Bazı ülkelerden beklediğimiz desteği alamadığımızı özellikle belirtmek isterim. Kendi imkanlarımızla etkili bir mücadele ortaya koyuyoruz. Dünyada DAİŞ'le mücadele konusunda Türkiye kadar kapsamlı ve sonuç alıcı mücadele eden başka ülke yoktur. Kimileri Suriye'de kendi projelerini hayata geçirirken Türkiye bu örgütlerin saldırılarına maruz kalma pahasına bölgemizdeki kardeşlerimizin yanında olmaya devam ediyor. Sığınmacılara yönelik, dışlayıcı kapıları kapatan, dini ve etnik ayrımcılığı görmek insanlık adına son derece üzüntü vericidir.

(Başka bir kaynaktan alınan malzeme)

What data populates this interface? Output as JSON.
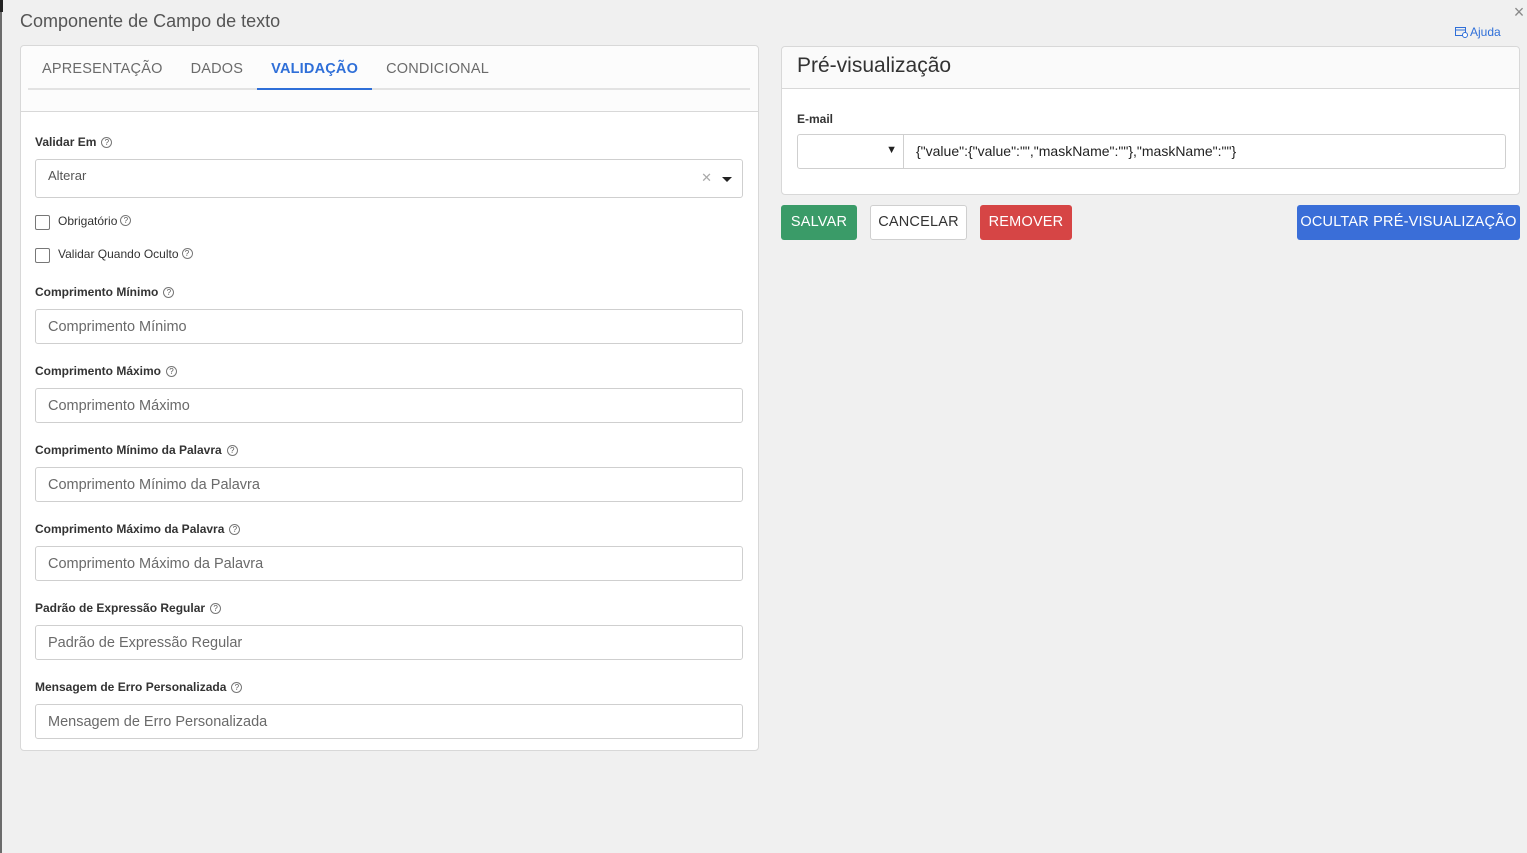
{
  "dialog": {
    "title": "Componente de Campo de texto",
    "close_symbol": "×",
    "help_label": "Ajuda",
    "help_icon": "external-help-icon"
  },
  "tabs": [
    {
      "label": "APRESENTAÇÃO",
      "active": false
    },
    {
      "label": "DADOS",
      "active": false
    },
    {
      "label": "VALIDAÇÃO",
      "active": true
    },
    {
      "label": "CONDICIONAL",
      "active": false
    }
  ],
  "validation": {
    "validate_on": {
      "label": "Validar Em",
      "value": "Alterar"
    },
    "required": {
      "label": "Obrigatório",
      "checked": false
    },
    "validate_when_hidden": {
      "label": "Validar Quando Oculto",
      "checked": false
    },
    "min_length": {
      "label": "Comprimento Mínimo",
      "placeholder": "Comprimento Mínimo"
    },
    "max_length": {
      "label": "Comprimento Máximo",
      "placeholder": "Comprimento Máximo"
    },
    "min_words": {
      "label": "Comprimento Mínimo da Palavra",
      "placeholder": "Comprimento Mínimo da Palavra"
    },
    "max_words": {
      "label": "Comprimento Máximo da Palavra",
      "placeholder": "Comprimento Máximo da Palavra"
    },
    "regex": {
      "label": "Padrão de Expressão Regular",
      "placeholder": "Padrão de Expressão Regular"
    },
    "custom_error": {
      "label": "Mensagem de Erro Personalizada",
      "placeholder": "Mensagem de Erro Personalizada"
    }
  },
  "preview": {
    "title": "Pré-visualização",
    "field_label": "E-mail",
    "value": "{\"value\":{\"value\":\"\",\"maskName\":\"\"},\"maskName\":\"\"}"
  },
  "buttons": {
    "save": "SALVAR",
    "cancel": "CANCELAR",
    "remove": "REMOVER",
    "hide_preview": "OCULTAR PRÉ-VISUALIZAÇÃO"
  },
  "colors": {
    "accent": "#2f6fd8",
    "save": "#3a9b68",
    "remove": "#d64545",
    "hide_preview": "#3a6ed8"
  }
}
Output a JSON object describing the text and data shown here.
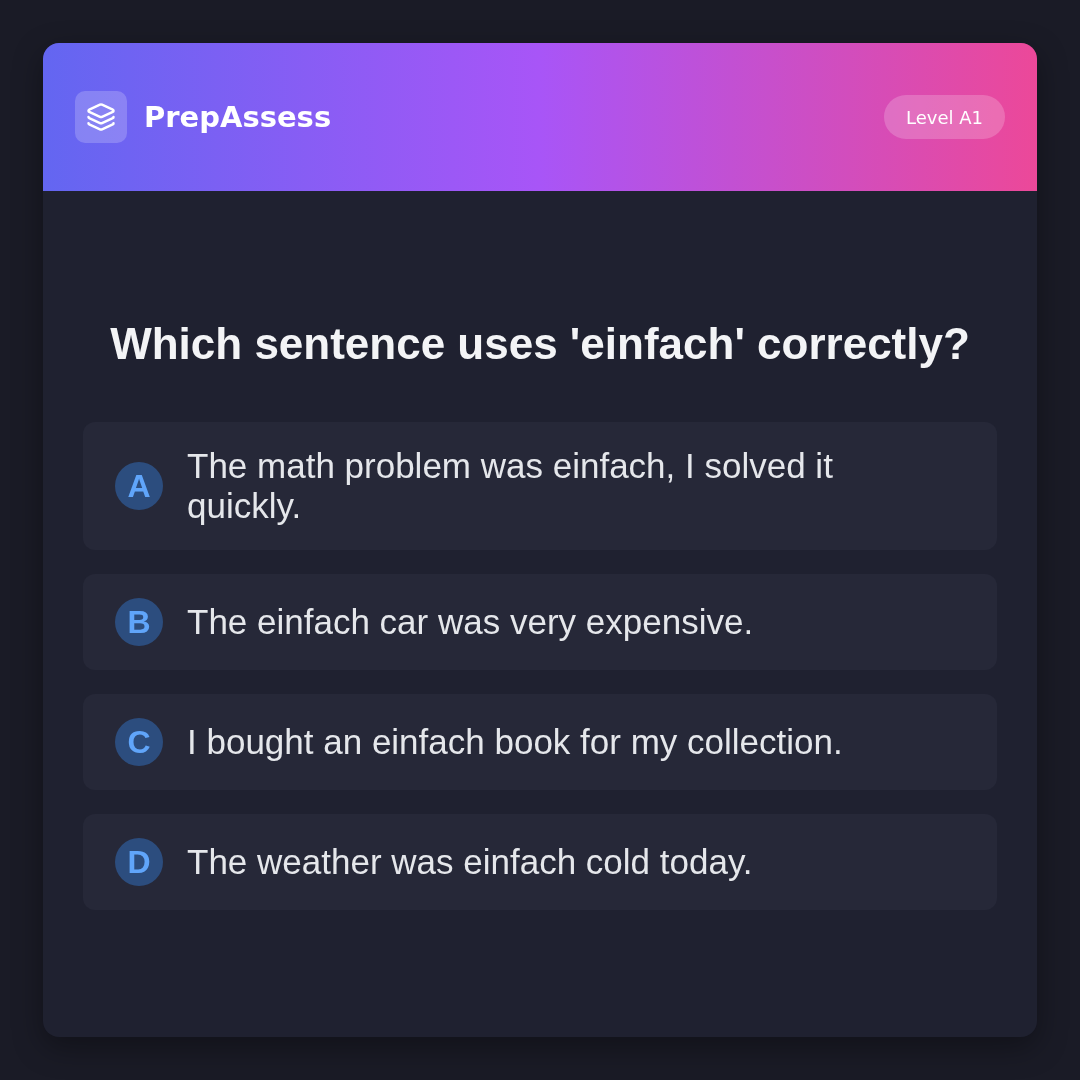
{
  "header": {
    "brand": "PrepAssess",
    "level_badge": "Level A1"
  },
  "question": "Which sentence uses 'einfach' correctly?",
  "options": [
    {
      "letter": "A",
      "text": "The math problem was einfach, I solved it quickly."
    },
    {
      "letter": "B",
      "text": "The einfach car was very expensive."
    },
    {
      "letter": "C",
      "text": "I bought an einfach book for my collection."
    },
    {
      "letter": "D",
      "text": "The weather was einfach cold today."
    }
  ]
}
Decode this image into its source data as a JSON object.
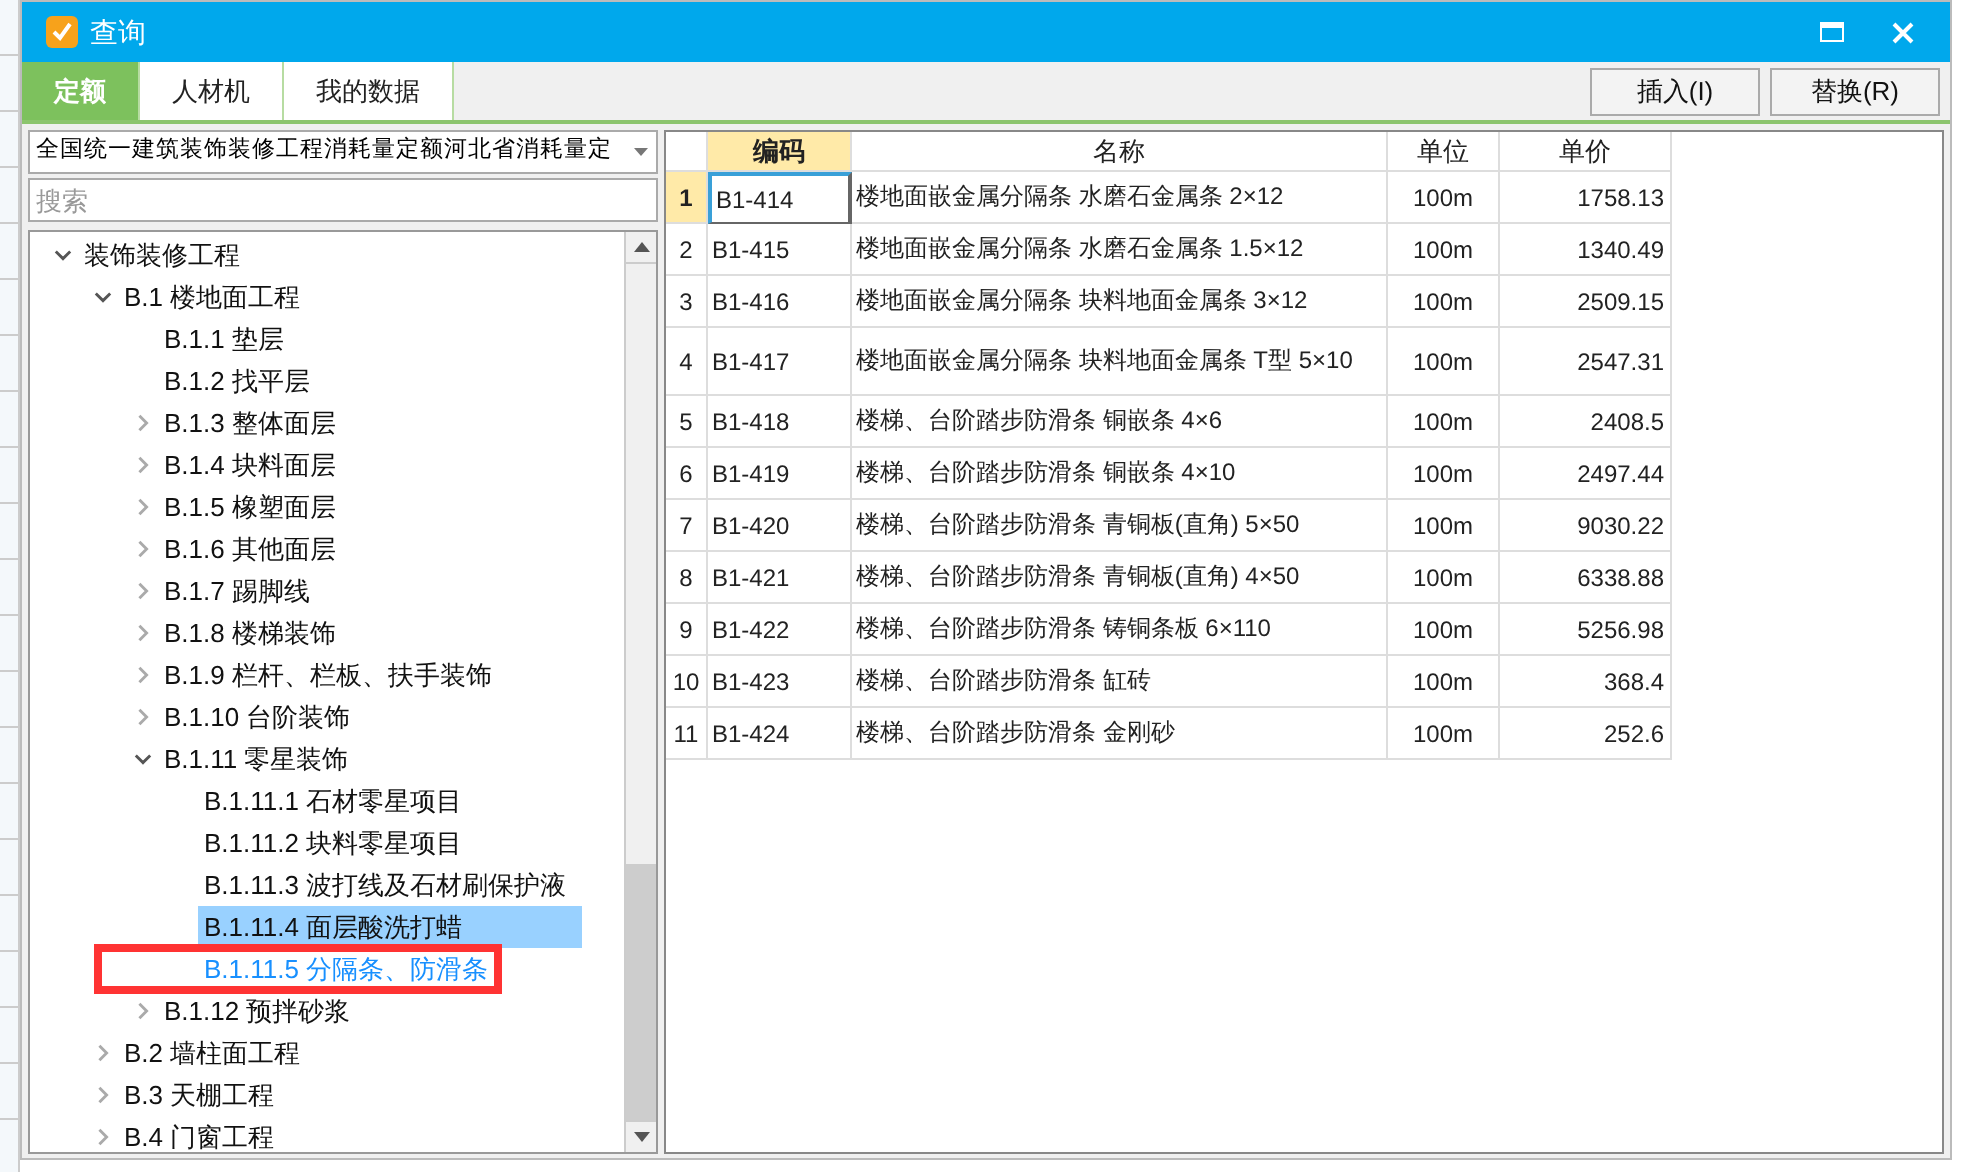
{
  "window": {
    "title": "查询"
  },
  "tabs": [
    {
      "label": "定额",
      "selected": true
    },
    {
      "label": "人材机",
      "selected": false
    },
    {
      "label": "我的数据",
      "selected": false
    }
  ],
  "buttons": [
    "插入(I)",
    "替换(R)"
  ],
  "library_select": {
    "value": "全国统一建筑装饰装修工程消耗量定额河北省消耗量定"
  },
  "search": {
    "placeholder": "搜索"
  },
  "tree": [
    {
      "label": "装饰装修工程",
      "expanded": true,
      "selected": false,
      "children": [
        {
          "label": "B.1 楼地面工程",
          "expanded": true,
          "selected": false,
          "children": [
            {
              "label": "B.1.1 垫层",
              "selected": false
            },
            {
              "label": "B.1.2 找平层",
              "selected": false
            },
            {
              "label": "B.1.3 整体面层",
              "expanded": false,
              "selected": false
            },
            {
              "label": "B.1.4 块料面层",
              "expanded": false,
              "selected": false
            },
            {
              "label": "B.1.5 橡塑面层",
              "expanded": false,
              "selected": false
            },
            {
              "label": "B.1.6 其他面层",
              "expanded": false,
              "selected": false
            },
            {
              "label": "B.1.7 踢脚线",
              "expanded": false,
              "selected": false
            },
            {
              "label": "B.1.8 楼梯装饰",
              "expanded": false,
              "selected": false
            },
            {
              "label": "B.1.9 栏杆、栏板、扶手装饰",
              "expanded": false,
              "selected": false
            },
            {
              "label": "B.1.10 台阶装饰",
              "expanded": false,
              "selected": false
            },
            {
              "label": "B.1.11 零星装饰",
              "expanded": true,
              "selected": false,
              "children": [
                {
                  "label": "B.1.11.1 石材零星项目",
                  "selected": false,
                  "hovered": false
                },
                {
                  "label": "B.1.11.2 块料零星项目",
                  "selected": false,
                  "hovered": false
                },
                {
                  "label": "B.1.11.3 波打线及石材刷保护液",
                  "selected": false,
                  "hovered": false
                },
                {
                  "label": "B.1.11.4 面层酸洗打蜡",
                  "selected": true,
                  "hovered": false
                },
                {
                  "label": "B.1.11.5 分隔条、防滑条",
                  "selected": false,
                  "hovered": true
                }
              ]
            },
            {
              "label": "B.1.12 预拌砂浆",
              "expanded": false,
              "selected": false
            }
          ]
        },
        {
          "label": "B.2 墙柱面工程",
          "expanded": false,
          "selected": false
        },
        {
          "label": "B.3 天棚工程",
          "expanded": false,
          "selected": false
        },
        {
          "label": "B.4 门窗工程",
          "expanded": false,
          "selected": false
        }
      ]
    }
  ],
  "table": {
    "columns": [
      "编码",
      "名称",
      "单位",
      "单价"
    ],
    "rows": [
      {
        "no": "1",
        "code": "B1-414",
        "name": "楼地面嵌金属分隔条 水磨石金属条 2×12",
        "unit": "100m",
        "price": "1758.13",
        "selected": true
      },
      {
        "no": "2",
        "code": "B1-415",
        "name": "楼地面嵌金属分隔条 水磨石金属条 1.5×12",
        "unit": "100m",
        "price": "1340.49",
        "selected": false
      },
      {
        "no": "3",
        "code": "B1-416",
        "name": "楼地面嵌金属分隔条 块料地面金属条 3×12",
        "unit": "100m",
        "price": "2509.15",
        "selected": false
      },
      {
        "no": "4",
        "code": "B1-417",
        "name": "楼地面嵌金属分隔条 块料地面金属条 T型 5×10",
        "unit": "100m",
        "price": "2547.31",
        "selected": false
      },
      {
        "no": "5",
        "code": "B1-418",
        "name": "楼梯、台阶踏步防滑条 铜嵌条 4×6",
        "unit": "100m",
        "price": "2408.5",
        "selected": false
      },
      {
        "no": "6",
        "code": "B1-419",
        "name": "楼梯、台阶踏步防滑条 铜嵌条 4×10",
        "unit": "100m",
        "price": "2497.44",
        "selected": false
      },
      {
        "no": "7",
        "code": "B1-420",
        "name": "楼梯、台阶踏步防滑条 青铜板(直角) 5×50",
        "unit": "100m",
        "price": "9030.22",
        "selected": false
      },
      {
        "no": "8",
        "code": "B1-421",
        "name": "楼梯、台阶踏步防滑条 青铜板(直角) 4×50",
        "unit": "100m",
        "price": "6338.88",
        "selected": false
      },
      {
        "no": "9",
        "code": "B1-422",
        "name": "楼梯、台阶踏步防滑条 铸铜条板 6×110",
        "unit": "100m",
        "price": "5256.98",
        "selected": false
      },
      {
        "no": "10",
        "code": "B1-423",
        "name": "楼梯、台阶踏步防滑条 缸砖",
        "unit": "100m",
        "price": "368.4",
        "selected": false
      },
      {
        "no": "11",
        "code": "B1-424",
        "name": "楼梯、台阶踏步防滑条 金刚砂",
        "unit": "100m",
        "price": "252.6",
        "selected": false
      }
    ]
  }
}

İNSANLARI DİNİYLE BÜTÜNLEŞTİRMEK TERÖRÜN İŞİNE YARAR

Terörü dinle özdeşleştirmek en çok teröristlerin amacına hizmet eden. Terör baskılarından kaçan insanları dinleri ile bütünleştirmek ayrımcılığı körükleyenlerin işine yarar. Bakıyorsunuz, nitelikli olanları bize gönderin, deniyor. Biz müslümanı da aldık gayrimüslimi de aldık. İnsan olmayı hedefledik. Zira biz yaradılanı yaradandan ötürü sevdik. Bizim farkımız bu. Suriye ve Irak'a komşu bir ülke olarak Türkiye bu insanı trajediyle 5 yıldır yüzyüze. Biz sorumluluğumuz gereğince bu insanlara açık kapı politikasını sürdürüyoruz. Son dönemde bu insanların Avrupa'ya yönelmelerinin sebebi ülkelerinde insanca bir hayat sürdürme umudunu kaybetmeleridir. Bu krize gerçek bir siyasi değişimle çözüm bulunmadıkça mülteci sorununun üstesinden gelinemez.